In the library, the butler had traced the bandits' entry route: an underground tunnel. At the end, I found a sex change potion and the warning that failure to drink it now is a choice to never drink it.
I drank it, of course. I looked exactly the same under the bulk of five pies from fifteen years earlier, yet only celery could help me lose weight. I took my clothes off to see if anything had really happened. Well, there were breasts now, but little else had changed, making me look like the transexual version of an archetypal comic book store guy. And magic had given me lots of glowing, blue raspberry lightning bolts over my body.
I was hideous and everyone in the world hated me, despite having a neutralish moral system. Life was not fair and this game sucked. So I decided to do something I've never done, not even in Oblivion: I was going to go on a rampage.
I set out for Oakfield village. I danced and posed and farted and whistled until I got 25 people around me. Then, I turned the safety off on my character. I cast the inferno spell up to 5 levels and let it loose. Let's see Grand Theft Auto beat that! 2/3 of a village, over two dozen people, dead in one move. Also, I think I killed the parents of some children. The children, of course, survived. The guards were pitifully weak; one child walked the entire village road with his hands over his head, limping, not crying, but in shock.
There were literally only five characters I'd met in the game, and they were long gone, not even in the world. The story was over. I could still do most of or all of the quests, I could still get all my virtue back and weight lost and the wife I'd married and the child I'd had I'd spent little time with. I'd been married for 45 minutes before beating the main storyline--had I taken my sweet time, perhaps I'd have felt more regret or anguish over the choice, but the dog wasn't convincing. No one had a hold on me. The world was the only thing that did, and my actions seemed to have little impact over it.
I became violent to feel a little more something from the simple, controllable people, but I felt I had to beat it out of them. Still, few consequences. Horns and a new achievement: Paragon. The Paragon achievement says "Reach 100% good or evil, or see another Hero do so."
Now that's an interesting idea. I don't usually pay attention to achievements; most of these achievements have that "or see another Hero do so" at the end. Why is it so important that everything be seen instead of done?
Well, I said it has few characters, but it did have some. What did they have to say?
Lucien, the villain, said we should make the world what it ought to be. Hammer said people are more products of the home they are raised in; she also bemoans that issue versus her own choices. The other two characters had some outlooks on the world of their own.

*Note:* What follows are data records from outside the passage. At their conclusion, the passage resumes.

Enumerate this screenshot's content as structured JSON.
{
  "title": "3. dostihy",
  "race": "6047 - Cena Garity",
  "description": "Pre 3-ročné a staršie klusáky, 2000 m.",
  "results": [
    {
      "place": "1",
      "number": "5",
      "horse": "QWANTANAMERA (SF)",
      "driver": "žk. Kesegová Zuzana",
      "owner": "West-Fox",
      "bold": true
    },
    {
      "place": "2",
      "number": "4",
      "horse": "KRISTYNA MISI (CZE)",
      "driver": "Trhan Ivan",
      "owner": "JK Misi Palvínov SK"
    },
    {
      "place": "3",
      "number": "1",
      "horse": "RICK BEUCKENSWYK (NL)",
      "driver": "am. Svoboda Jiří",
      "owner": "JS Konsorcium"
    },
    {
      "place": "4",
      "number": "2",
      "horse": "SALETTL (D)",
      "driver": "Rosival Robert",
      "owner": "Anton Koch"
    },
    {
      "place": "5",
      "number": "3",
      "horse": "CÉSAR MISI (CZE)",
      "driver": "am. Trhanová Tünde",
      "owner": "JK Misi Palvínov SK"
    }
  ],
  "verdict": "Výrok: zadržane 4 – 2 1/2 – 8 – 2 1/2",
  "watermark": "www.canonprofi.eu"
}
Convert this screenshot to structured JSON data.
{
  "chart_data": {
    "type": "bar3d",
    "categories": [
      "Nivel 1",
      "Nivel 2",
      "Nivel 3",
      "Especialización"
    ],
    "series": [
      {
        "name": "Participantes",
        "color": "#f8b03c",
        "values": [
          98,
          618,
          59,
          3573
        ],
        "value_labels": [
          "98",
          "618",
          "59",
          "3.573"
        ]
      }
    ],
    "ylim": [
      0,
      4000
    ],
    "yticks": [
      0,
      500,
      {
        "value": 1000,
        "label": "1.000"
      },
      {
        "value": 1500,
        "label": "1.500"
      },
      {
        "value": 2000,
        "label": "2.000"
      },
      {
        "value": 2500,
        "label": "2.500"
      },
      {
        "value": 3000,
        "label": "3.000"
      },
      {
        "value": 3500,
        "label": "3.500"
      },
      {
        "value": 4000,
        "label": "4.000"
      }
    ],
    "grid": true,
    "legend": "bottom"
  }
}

In fact, they mostly just keep saying what they are going to do with their lives and why; they represent the three choices Theresa gives you. This whole time, your character has a stupid grin on his or her (or both, in my case) face. He listens to the world speak. Character or no, every single person in the game except Theresa talks out loud, to herself. And all Theresa really says is that you must choose.
And you? Once you take leave of speaking or interacting with Albion's inhabitants, you are left with your own thoughts about the topics of death, marriage, parenting, personal health and hygiene, popularity, economics, religion, violence, sexuality, animals, drugs, gambling, housing, morality, and what your choices mean in the world.
What do you think? What choices do you want to make? Which have you already essentially made? What issues does every person in every culture and every age have to deal with? A new Fable emerges in your own mind, one of your own writing.
Looks like Fable II is making up its mind after all. Maybe it will again on the 24th. That's nothing unlike the digital and real people playing and living in it. Anyone who plays Fable II will likely forget the characters, but not what he did, and maybe not what he learned about himself, either.